3. The Teleology of the 7 States: Actualizing the Essence
The journey of human existence is therefore not a chaotic sketching of a blueprint, but the construction of a life based upon a divine blueprint that was drawn before the foundation of the world. The 7 e-Consciousness states map this teleological return to essence:
Edenic: Recognizing the foundational, pre-existing Imago Dei.
Enlivened: Awakening to empathy, relational healing, and the necessity of grace.
Enriched: Exchanging destructive existential habits for covenantal community and deep commitment.
Expanded: Gaining broader spiritual competence and recognizing inherent, God-given dignity.

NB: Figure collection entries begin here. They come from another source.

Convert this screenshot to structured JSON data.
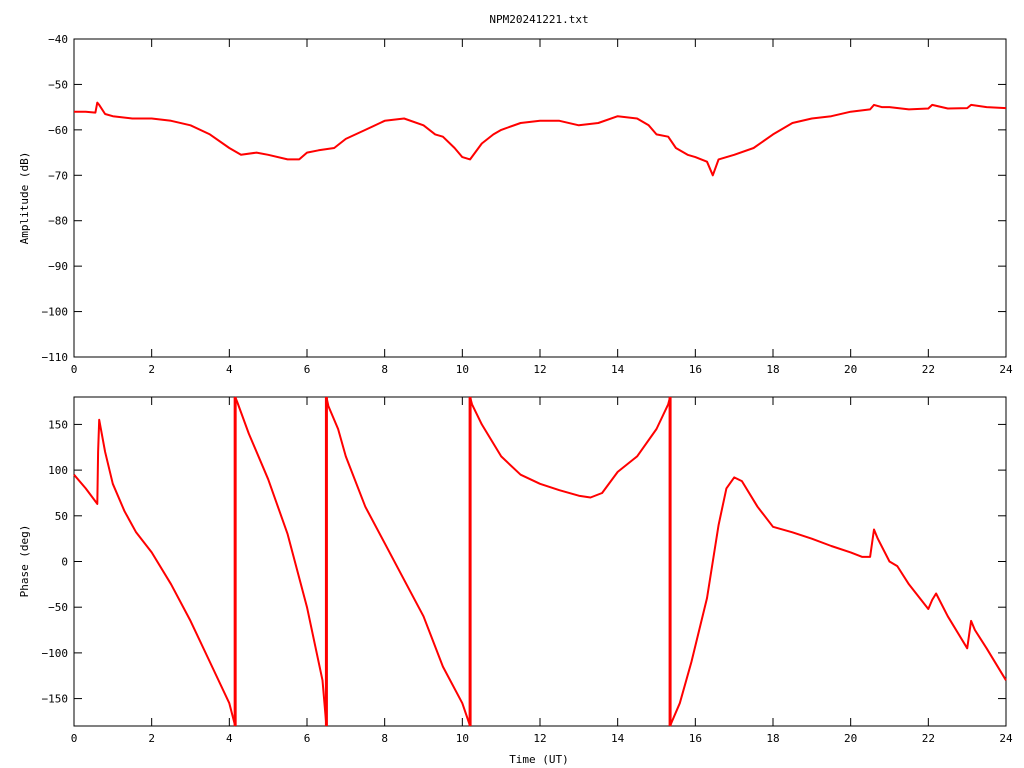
{
  "title": "NPM20241221.txt",
  "colors": {
    "series": "#ff0000",
    "axis": "#000000",
    "background": "#ffffff"
  },
  "chart_data": [
    {
      "type": "line",
      "title": "NPM20241221.txt",
      "xlabel": "",
      "ylabel": "Amplitude (dB)",
      "xlim": [
        0,
        24
      ],
      "ylim": [
        -110,
        -40
      ],
      "xticks": [
        "0",
        "2",
        "4",
        "6",
        "8",
        "10",
        "12",
        "14",
        "16",
        "18",
        "20",
        "22",
        "24"
      ],
      "yticks": [
        "-110",
        "-100",
        "-90",
        "-80",
        "-70",
        "-60",
        "-50",
        "-40"
      ],
      "grid": false,
      "series": [
        {
          "x": [
            0,
            0.3,
            0.55,
            0.6,
            0.65,
            0.8,
            1.0,
            1.5,
            2,
            2.5,
            3,
            3.5,
            4,
            4.3,
            4.7,
            5,
            5.5,
            5.8,
            6,
            6.3,
            6.7,
            7,
            7.5,
            8,
            8.5,
            9,
            9.3,
            9.5,
            9.8,
            10,
            10.2,
            10.5,
            10.8,
            11,
            11.5,
            12,
            12.5,
            13,
            13.5,
            14,
            14.5,
            14.8,
            15,
            15.3,
            15.5,
            15.8,
            16,
            16.3,
            16.45,
            16.6,
            17,
            17.5,
            18,
            18.5,
            19,
            19.5,
            20,
            20.5,
            20.6,
            20.8,
            21,
            21.5,
            22,
            22.1,
            22.5,
            23,
            23.1,
            23.5,
            24
          ],
          "values": [
            -56,
            -56,
            -56.2,
            -54,
            -54.5,
            -56.5,
            -57,
            -57.5,
            -57.5,
            -58,
            -59,
            -61,
            -64,
            -65.5,
            -65,
            -65.5,
            -66.5,
            -66.5,
            -65,
            -64.5,
            -64,
            -62,
            -60,
            -58,
            -57.5,
            -59,
            -61,
            -61.5,
            -64,
            -66,
            -66.5,
            -63,
            -61,
            -60,
            -58.5,
            -58,
            -58,
            -59,
            -58.5,
            -57,
            -57.5,
            -59,
            -61,
            -61.5,
            -64,
            -65.5,
            -66,
            -67,
            -70,
            -66.5,
            -65.5,
            -64,
            -61,
            -58.5,
            -57.5,
            -57,
            -56,
            -55.5,
            -54.5,
            -55,
            -55,
            -55.5,
            -55.3,
            -54.5,
            -55.3,
            -55.2,
            -54.5,
            -55,
            -55.2
          ]
        }
      ]
    },
    {
      "type": "line",
      "title": "",
      "xlabel": "Time (UT)",
      "ylabel": "Phase (deg)",
      "xlim": [
        0,
        24
      ],
      "ylim": [
        -180,
        180
      ],
      "xticks": [
        "0",
        "2",
        "4",
        "6",
        "8",
        "10",
        "12",
        "14",
        "16",
        "18",
        "20",
        "22",
        "24"
      ],
      "yticks": [
        "-150",
        "-100",
        "-50",
        "0",
        "50",
        "100",
        "150"
      ],
      "grid": false,
      "series": [
        {
          "x": [
            0,
            0.3,
            0.6,
            0.62,
            0.65,
            0.8,
            1,
            1.3,
            1.6,
            2,
            2.5,
            3,
            3.5,
            4,
            4.15
          ],
          "values": [
            95,
            80,
            63,
            120,
            155,
            120,
            85,
            55,
            32,
            10,
            -25,
            -65,
            -110,
            -155,
            -180
          ]
        },
        {
          "x": [
            4.15,
            4.2,
            4.5,
            5,
            5.5,
            6,
            6.4,
            6.5
          ],
          "values": [
            180,
            175,
            140,
            90,
            30,
            -50,
            -130,
            -180
          ]
        },
        {
          "x": [
            6.5,
            6.55,
            6.8,
            7,
            7.5,
            8,
            8.5,
            9,
            9.5,
            10,
            10.2
          ],
          "values": [
            180,
            170,
            145,
            115,
            60,
            20,
            -20,
            -60,
            -115,
            -155,
            -180
          ]
        },
        {
          "x": [
            10.2,
            10.25,
            10.5,
            11,
            11.5,
            12,
            12.5,
            13,
            13.3,
            13.6,
            14,
            14.5,
            15,
            15.3,
            15.35
          ],
          "values": [
            180,
            172,
            150,
            115,
            95,
            85,
            78,
            72,
            70,
            75,
            98,
            115,
            145,
            172,
            180
          ]
        },
        {
          "x": [
            15.35,
            15.4,
            15.6,
            15.9,
            16.3,
            16.6,
            16.8,
            17,
            17.2,
            17.6,
            18,
            18.5,
            19,
            19.5,
            20,
            20.3,
            20.5,
            20.6,
            20.7,
            21,
            21.2,
            21.5,
            22,
            22.1,
            22.2,
            22.5,
            23,
            23.1,
            23.2,
            23.5,
            24
          ],
          "values": [
            -180,
            -175,
            -155,
            -110,
            -40,
            40,
            80,
            92,
            88,
            60,
            38,
            32,
            25,
            17,
            10,
            5,
            5,
            35,
            25,
            0,
            -5,
            -25,
            -52,
            -42,
            -35,
            -60,
            -95,
            -65,
            -75,
            -95,
            -130
          ]
        }
      ]
    }
  ]
}
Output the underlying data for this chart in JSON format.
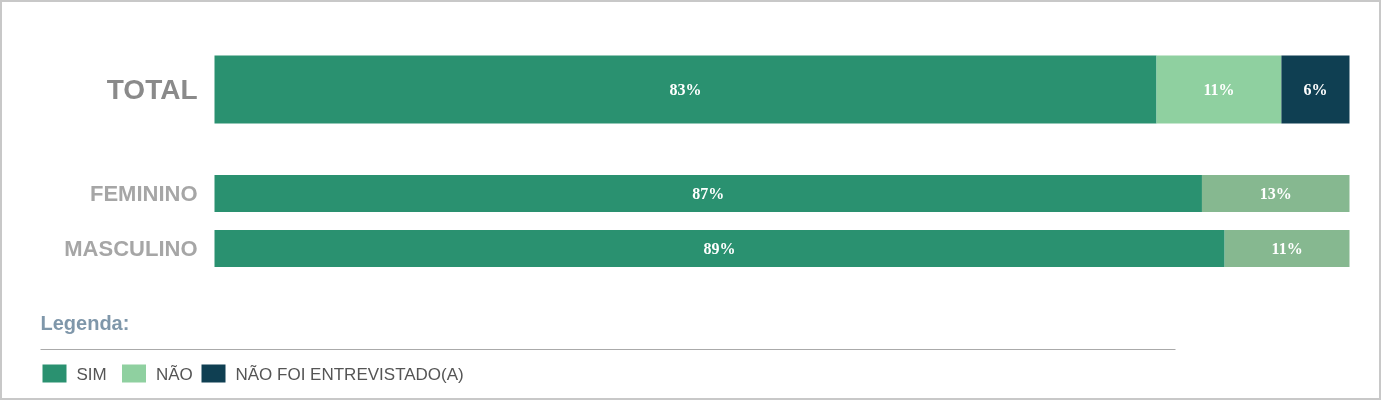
{
  "chart_data": {
    "type": "bar",
    "orientation": "horizontal",
    "stacked": true,
    "categories": [
      "TOTAL",
      "FEMININO",
      "MASCULINO"
    ],
    "xlim": [
      0,
      100
    ],
    "tick_labels": "y",
    "grid": false,
    "legend": "bottom",
    "legend_title": "Legenda:",
    "series": [
      {
        "name": "SIM",
        "color": "#2a9170",
        "values": [
          83,
          87,
          89
        ],
        "value_labels": [
          "83%",
          "87%",
          "89%"
        ]
      },
      {
        "name": "NÃO",
        "color": "#8fd0a0",
        "colors": [
          "#8fd0a0",
          "#86b890",
          "#86b890"
        ],
        "values": [
          11,
          13,
          11
        ],
        "value_labels": [
          "11%",
          "13%",
          "11%"
        ]
      },
      {
        "name": "NÃO FOI ENTREVISTADO(A)",
        "color": "#0f3f52",
        "values": [
          6,
          null,
          null
        ],
        "value_labels": [
          "6%",
          null,
          null
        ]
      }
    ]
  }
}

Enlightened: Achieving the "Courage to Be" and enduring trials through divine wisdom.
Eucharistic: Entering a state of deep gratitude, unity, and communion with the Ground of Being, recognizing the interconnectedness of all creation.
Eternal: The final teleological realization—complete oneness with God, where temporal existence perfectly mirrors its eternal essence.
Conclusion
Existentialism rightly identified the profound anxiety and freedom inherent in the human condition. However, the Sartrean proposition that existence precedes essence leaves humanity orphaned in an indifferent universe, tasked with the impossible burden of creating reality from nothing.
Through the lens of Kierkegaard’s faith, Dostoevsky’s moral realism, and Tillich’s ontology—and structured by the integrated application of the 4C Model and the 7 states of e-Consciousness—we find a robust Christian alternative. Essence must precede existence. We do not invent ourselves; we discover, confront, and ultimately surrender to the divine essence implanted within us. Our temporal existence is the dynamic, challenging, yet grace-filled arena in which that eternal essence is brought to light.
References
Dostoevsky, F. (1880). The Brothers Karamazov. (Trans. R. Pevear & L. Volokhonsky, 1990). Farrar, Straus and Giroux.
Kierkegaard, S. (1849). The Sickness Unto Death. (Trans. H. V. Hong & E. H. Hong, 1980). Princeton University Press.
Nietzsche, F. (1883). Thus Spoke Zarathustra. (Trans. W. Kaufmann, 1954). Viking Press.
Sartre, J.-P. (1946). Existentialism is a Humanism. (Trans. C. Macomber, 2007). Yale University Press.
Tillich, P. (1952). The Courage to Be. Yale University Press.